Picture this: a rich, creamy smoothie that actually fits your keto lifestyle without tasting like a tropical salad dressing. This keto smoothie recipe packs healthy fats and protein into every sip, delivering satisfaction without a sugar rush or carb overload. It’s a low-carb, high-flavor powerhouse made for anyone sick of bland, guilt-ridden snacking. The ingredients blend to perfection for a drink so velvety, you’ll forget it’s keto-approved. No hidden sugars, no surprise carb crashes, just pure indulgence that fits your macros.
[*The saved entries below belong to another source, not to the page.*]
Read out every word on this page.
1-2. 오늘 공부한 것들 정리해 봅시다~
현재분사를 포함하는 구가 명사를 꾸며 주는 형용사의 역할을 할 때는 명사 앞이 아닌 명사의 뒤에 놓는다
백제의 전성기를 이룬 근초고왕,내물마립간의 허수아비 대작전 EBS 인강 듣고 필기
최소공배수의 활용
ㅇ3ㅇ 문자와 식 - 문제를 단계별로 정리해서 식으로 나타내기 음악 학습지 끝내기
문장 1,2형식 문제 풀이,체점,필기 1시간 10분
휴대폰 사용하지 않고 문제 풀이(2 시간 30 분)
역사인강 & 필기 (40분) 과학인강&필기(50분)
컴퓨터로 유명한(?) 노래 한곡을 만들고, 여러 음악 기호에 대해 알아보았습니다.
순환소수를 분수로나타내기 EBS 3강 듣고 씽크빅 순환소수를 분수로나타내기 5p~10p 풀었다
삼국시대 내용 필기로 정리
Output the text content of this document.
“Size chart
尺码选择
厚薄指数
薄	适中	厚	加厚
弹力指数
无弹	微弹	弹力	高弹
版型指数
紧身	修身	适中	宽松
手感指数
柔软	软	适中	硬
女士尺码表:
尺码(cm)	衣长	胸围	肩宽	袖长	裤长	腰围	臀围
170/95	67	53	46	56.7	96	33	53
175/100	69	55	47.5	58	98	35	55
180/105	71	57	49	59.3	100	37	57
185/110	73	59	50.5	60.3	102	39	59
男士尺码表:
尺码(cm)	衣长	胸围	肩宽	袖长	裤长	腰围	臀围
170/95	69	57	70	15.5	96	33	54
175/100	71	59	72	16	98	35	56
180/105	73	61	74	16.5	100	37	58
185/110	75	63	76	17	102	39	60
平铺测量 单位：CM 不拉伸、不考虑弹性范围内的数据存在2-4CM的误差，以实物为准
Your taste buds will thank you, and your diet will breathe a sigh of relief.

Keto Smoothie Recipe

Keto Smoothie Recipe

moka coffee pot
A delicious, low-carb smoothie designed for the keto lifestyle, combining healthy fats and protein for a filling, satisfying drink.
Prep Time 5 minutes
Total Time 5 minutes
Servings 1 serving
Calories 220 kcal

Ingredients
  

  • Unsweetened almond milk: 1 cup
  • Avocado: 1/2 peeled and pitted
  • Spinach leaves: 1/2 cup
  • MCT oil optional: 1 tbsp
  • Cocoa powder unsweetened: 1 tbsp
  • Chia seeds: 1 tbsp
  • Ice cubes: 1/2 cup
  • Stevia or monk fruit sweetener: 1/2 tsp optional

Instructions
 

  • Scoop the avocado into the blender.
  • Pour almond milk over the avocado.
  • Add spinach, chia seeds, and unsweetened cocoa powder.
  • Drizzle MCT oil into the mix for extra keto benefits.
  • Toss in the ice cubes and optional sweetener.
  • Blend on high speed until smooth and creamy.
  • Pour into a glass and serve immediately.

Notes

Nutritional Values (Per Serving)

  • Calories: 220
  • Total Fat: 18g
  • Saturated Fat: 2.5g
  • Carbohydrates: 8g
  • Fiber: 6g
  • Protein: 4g

Vitamins and Minerals (Per Serving)

  • Potassium: 12%
  • Vitamin C: 15%
  • Calcium: 20%
  • Iron: 5%
  • Magnesium: 10%

Additional Notes/Tips

  • Add 1 tbsp of peanut butter for a nutty twist.
  • Substitute almond milk with coconut milk for a richer taste.
  • Freeze avocado for an extra thick smoothie consistency.